The Spine Movement - June 2012
Dr. Choll Kim examines the ever trickier coding landscape as it relates to Minimally Invasive Surgery.
Important Changes to the CPT Coding of Minimally Invasive Surgery
Choll Kim, MD, PhD
Spine Institute of San Diego
Center for Minimally Invasive Spine Surgery
The passing of 2011 was met with important changes to the CPT coding landscape as it relates to minimally invasive surgery. The first coding change was for minimally invasive posterior lumbar interbody fusions. Although the coding scenario is similar whether it is performed with traditional open techniques, or minimally invasively, the impact on MIS is significant as MIS TLIF remains one of key minimally invasive reconstruction strategies used by MIS surgeons.
The change in 2012 bundles codes for the posterior interbody fusion (22630 and 22634 for additional levels) and the posterolateral fusion (22612, 22614 additional levels) into a single posterior interbody fusion code (22633, 22634 additional levels). The impact of such a change can be significant. A coding scenario for a 1 level MIS TLIF using the Anthem Blue Cross fee schedule shows a decrease in payment of 13.4% for the fusion portion of the procedure. For the entire procedure, which typically includes posterior instrumentation, the difference still amounts to an 8.7% overall decrease in payment. For 2-level procedures, the fusion payment is decreased by 17.1% and the overall procedure by 11.1%. Such changes may have a significant impact on practices that specialize in minimally invasive surgery since a key tenet of MIS is to avoid midline laminectomies and wide posterolateral fusions. The CPT coding change has not yet been adopted by all carriers, but such changes that decrease physician payments will undoubtedly be difficult to avoid.

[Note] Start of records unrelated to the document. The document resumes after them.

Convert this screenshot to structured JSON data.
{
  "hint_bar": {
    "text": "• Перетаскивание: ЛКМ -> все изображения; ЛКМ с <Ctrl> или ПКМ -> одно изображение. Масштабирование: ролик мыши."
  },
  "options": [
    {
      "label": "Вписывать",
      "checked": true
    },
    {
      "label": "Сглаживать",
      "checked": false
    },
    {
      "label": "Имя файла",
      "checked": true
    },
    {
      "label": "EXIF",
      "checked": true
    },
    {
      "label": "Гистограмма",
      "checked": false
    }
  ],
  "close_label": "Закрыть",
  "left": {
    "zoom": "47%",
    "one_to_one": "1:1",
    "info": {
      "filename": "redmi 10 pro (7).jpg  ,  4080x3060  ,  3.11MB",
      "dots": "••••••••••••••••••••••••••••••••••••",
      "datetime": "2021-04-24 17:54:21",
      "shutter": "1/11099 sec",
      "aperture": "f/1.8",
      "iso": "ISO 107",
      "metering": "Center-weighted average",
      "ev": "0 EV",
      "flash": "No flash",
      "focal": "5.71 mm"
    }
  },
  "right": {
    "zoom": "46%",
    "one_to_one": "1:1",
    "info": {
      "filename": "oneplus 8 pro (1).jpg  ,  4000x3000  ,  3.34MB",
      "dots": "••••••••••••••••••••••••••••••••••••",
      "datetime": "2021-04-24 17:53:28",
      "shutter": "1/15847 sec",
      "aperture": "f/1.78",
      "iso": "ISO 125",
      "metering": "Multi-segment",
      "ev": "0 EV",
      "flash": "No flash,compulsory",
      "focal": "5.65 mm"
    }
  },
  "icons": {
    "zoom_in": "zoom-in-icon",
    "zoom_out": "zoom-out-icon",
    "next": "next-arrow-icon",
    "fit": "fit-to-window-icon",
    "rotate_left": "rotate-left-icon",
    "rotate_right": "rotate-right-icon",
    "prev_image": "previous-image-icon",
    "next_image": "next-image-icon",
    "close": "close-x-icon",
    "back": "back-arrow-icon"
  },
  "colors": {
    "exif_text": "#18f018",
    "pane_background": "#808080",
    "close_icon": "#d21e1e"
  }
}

The second coding change that specifically affects MIS surgery is related to the treatment of herniated discs. This remains the most common problem treated with spinal surgery. The code 63030 is described in CPT 2012 as “Laminotomy (hemilaminectomy), with decompression of nerve root(s), including partial facetectomy, foraminotomy and/or excision of herniated intervertebral disc, 1 interspace, lumbar.” Previous language included the term “(including open or endoscopically-assisted approach).” The CPT 2012 language allows for use of the operating microscope to “directly visualize” the surgical target site. When an endoscope is used, CPT instructional notes now state that Category III codes be used. Code 0275T is to be used for a “percutaneous laminotomy/laminectomy (intralaminar approach) for decompression of neural elements, (with or without ligamentous resection, discectomy, facetectomy and/or foraminotomy) any method under indirect image guidance (e.g., fluoroscopic, CT), with or without the use of an endoscope, single or multiple levels, unilateral or bilateral; lumbar.” Many surgeons believe this language is intended for a new procedure called “MILD” which is a percutaenous, flouroscopically guided method to debride the ligamentum flavum (typically for the treatment of spinal stenosis). It is not clear from this language if this encompasses an emerging minimally invasive treatment for herniated disc using a transforaminal, endoscopic approach. This approach is not intralaminar, but rather transforaminal. Furthermore, it is not clear if this entails a relatively well-established procedure called “MED”, or micro-endoscopic diskectomy, where a tubular retractor and overhanging endoscope is used to assist in the visualization of the surgical target site.
Such changes in CPT coding threatens to slow the rate of key advancements in spinal surgery, especially as it relates to minimally invasive surgery. It is imperative that modifications to the CPT codes are pursued with diligence and caution. The burden remains on the community of surgeons to clarify the subtle distinctions that differentiate modifications of existing technologies that improve patient care from novel technologies that may pose undue risk and uncertainty.